Preliminary activity in the first in human study of the first-in-class fatty acid synthase (fasn) inhibitor, tvb-2640
Session type: Poster / e-Poster / Silent Theatre session
Theme: Diagnosis and therapy
FASN inhibition is a novel investigational treatment approach that selectively disrupts palmitate biosynthesis, leading to apoptosis in cancer cells. TVB-2640 is an oral, first-in-class, reversible inhibitor of FASN which has demonstrated anti-tumour activity in vivo. Here we present evidence of preliminary efficacy in this first-in-human trial.
In this ongoing multicentre Phase I trial, patients with advanced solid tumours receive oral TVB-2640 (100 mg/m2) once daily as monotherapy, or in combination with weekly IV paclitaxel (80 mg/m2).
The most common AE’s [monotherapy, N=53; combination, N=47] were alopecia (57%), palmar-plantar erythrodysesthesia (PPE) (36%) and dry eye (13%). Gr 3 toxicities included PPE (10%) and corneal oedema (3%); other toxicities were ≤ Gr 2. Toxicities were reversible on dose interruption and TVB-2640 did not enhance paclitaxel toxicity. Five confirmed RECIST partial responses (cPR) and multiple cases of prolonged stable disease (SD) (≥16 weeks) were reported in the combination and monotherapy arms respectively.
Of 21 NSCLC patients, 10 were KRASmut and 8 of these achieved prolonged SD; 3 patients receiving monotherapy (17, 24 and 42 weeks) and 5 patients in the combination arm (23, 30, 83, 95 and 97 weeks). One NSCLC patient (combination) had a cPR at week 12 (remains on study [week 36]).

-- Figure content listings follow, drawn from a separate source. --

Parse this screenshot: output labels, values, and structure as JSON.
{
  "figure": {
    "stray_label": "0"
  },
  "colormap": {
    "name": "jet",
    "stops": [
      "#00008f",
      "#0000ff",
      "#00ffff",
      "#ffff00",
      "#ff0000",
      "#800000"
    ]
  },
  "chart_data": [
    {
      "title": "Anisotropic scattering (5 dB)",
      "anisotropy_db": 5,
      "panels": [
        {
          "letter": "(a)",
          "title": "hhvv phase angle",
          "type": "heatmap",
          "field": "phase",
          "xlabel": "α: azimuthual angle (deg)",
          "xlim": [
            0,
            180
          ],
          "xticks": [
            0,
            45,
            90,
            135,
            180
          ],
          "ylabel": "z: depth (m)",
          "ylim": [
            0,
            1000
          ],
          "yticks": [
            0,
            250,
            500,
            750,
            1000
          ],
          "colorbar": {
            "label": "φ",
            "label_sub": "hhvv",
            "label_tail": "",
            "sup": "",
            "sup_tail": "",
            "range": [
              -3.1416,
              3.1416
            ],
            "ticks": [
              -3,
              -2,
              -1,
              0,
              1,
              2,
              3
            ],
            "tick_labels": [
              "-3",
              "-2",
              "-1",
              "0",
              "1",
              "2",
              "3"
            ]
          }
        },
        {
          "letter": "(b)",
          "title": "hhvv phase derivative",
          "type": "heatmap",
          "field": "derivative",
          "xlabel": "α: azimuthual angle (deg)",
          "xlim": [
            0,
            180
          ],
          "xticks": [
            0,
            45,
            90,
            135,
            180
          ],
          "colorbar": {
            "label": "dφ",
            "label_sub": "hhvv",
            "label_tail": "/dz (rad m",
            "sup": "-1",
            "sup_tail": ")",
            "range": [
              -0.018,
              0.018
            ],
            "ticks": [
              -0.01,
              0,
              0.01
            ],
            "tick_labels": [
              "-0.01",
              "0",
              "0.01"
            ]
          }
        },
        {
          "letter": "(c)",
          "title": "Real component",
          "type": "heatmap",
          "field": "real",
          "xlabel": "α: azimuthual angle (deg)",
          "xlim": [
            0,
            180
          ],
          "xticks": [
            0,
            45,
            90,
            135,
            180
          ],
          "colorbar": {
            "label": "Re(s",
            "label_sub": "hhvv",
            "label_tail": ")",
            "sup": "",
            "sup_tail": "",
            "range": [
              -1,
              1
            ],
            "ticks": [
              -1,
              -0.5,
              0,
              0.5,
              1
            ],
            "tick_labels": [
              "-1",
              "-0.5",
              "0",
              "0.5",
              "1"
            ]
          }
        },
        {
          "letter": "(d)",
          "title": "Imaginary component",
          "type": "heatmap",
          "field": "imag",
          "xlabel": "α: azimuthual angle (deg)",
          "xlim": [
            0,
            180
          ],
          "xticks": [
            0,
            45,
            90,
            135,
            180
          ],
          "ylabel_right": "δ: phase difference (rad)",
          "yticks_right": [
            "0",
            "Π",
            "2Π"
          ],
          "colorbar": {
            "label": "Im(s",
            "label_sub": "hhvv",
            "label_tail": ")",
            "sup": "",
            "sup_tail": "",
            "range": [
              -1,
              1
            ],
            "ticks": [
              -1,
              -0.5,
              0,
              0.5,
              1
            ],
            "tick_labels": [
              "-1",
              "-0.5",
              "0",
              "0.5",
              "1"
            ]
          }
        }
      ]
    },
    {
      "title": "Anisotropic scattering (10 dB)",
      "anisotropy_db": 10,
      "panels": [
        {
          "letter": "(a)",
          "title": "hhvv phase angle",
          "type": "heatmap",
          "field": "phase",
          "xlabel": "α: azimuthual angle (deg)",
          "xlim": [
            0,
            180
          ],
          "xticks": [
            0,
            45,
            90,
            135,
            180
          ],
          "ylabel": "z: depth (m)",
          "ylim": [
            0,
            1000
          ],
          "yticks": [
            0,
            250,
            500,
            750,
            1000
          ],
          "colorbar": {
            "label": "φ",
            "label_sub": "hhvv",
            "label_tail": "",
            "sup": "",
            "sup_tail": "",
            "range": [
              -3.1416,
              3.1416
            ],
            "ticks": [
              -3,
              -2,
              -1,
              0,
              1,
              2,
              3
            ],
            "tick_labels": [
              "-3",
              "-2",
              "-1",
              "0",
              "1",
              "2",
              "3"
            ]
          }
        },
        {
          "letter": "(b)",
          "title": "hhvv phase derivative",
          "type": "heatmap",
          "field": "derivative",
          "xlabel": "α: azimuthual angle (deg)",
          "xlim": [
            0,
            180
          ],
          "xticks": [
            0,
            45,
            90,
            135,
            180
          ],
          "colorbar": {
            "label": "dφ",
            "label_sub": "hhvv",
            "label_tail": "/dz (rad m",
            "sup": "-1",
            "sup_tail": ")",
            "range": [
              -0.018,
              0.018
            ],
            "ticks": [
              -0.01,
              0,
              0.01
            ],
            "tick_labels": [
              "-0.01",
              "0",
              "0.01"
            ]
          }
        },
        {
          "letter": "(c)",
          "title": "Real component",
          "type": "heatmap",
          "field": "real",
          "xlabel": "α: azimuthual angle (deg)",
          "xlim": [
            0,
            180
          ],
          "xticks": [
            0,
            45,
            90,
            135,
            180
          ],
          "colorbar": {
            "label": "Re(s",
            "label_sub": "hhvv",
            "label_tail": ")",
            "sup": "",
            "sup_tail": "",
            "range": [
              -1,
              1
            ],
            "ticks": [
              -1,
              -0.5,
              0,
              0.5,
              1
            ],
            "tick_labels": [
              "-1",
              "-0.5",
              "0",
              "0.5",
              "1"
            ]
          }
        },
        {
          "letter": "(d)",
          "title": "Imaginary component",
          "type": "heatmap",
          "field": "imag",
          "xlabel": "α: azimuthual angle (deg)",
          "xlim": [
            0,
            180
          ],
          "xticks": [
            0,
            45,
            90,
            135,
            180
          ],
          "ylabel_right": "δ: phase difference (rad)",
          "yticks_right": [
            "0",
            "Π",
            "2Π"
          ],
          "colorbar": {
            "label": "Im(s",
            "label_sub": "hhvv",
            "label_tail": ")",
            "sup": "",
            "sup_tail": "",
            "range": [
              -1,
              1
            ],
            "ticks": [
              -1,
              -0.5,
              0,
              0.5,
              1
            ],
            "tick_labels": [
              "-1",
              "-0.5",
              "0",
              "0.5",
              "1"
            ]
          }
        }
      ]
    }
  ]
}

3/12 breast cancer patients (combination) achieved a cPR; (16 weeks, 2 patients remain on study [week 16 and 24]) and 5 achieved SD (16, 24 weeks, 3 patients remain on study [week 16, 24 and 32]). A patient with peritoneal carcinoma (combination) experienced cPR with a 58% reduction in CA125 levels. Further reductions in CA125 were seen in 5/12 ovarian patients (pre-treated with taxanes and mostly taxane resistant).
TVB-2640 demonstrated prolonged SD in monotherapy and cPR in combination with weekly paclitaxel. Responses were seen in a range of tumour types including KRASmut NSCLC, ovarian and breast cancer.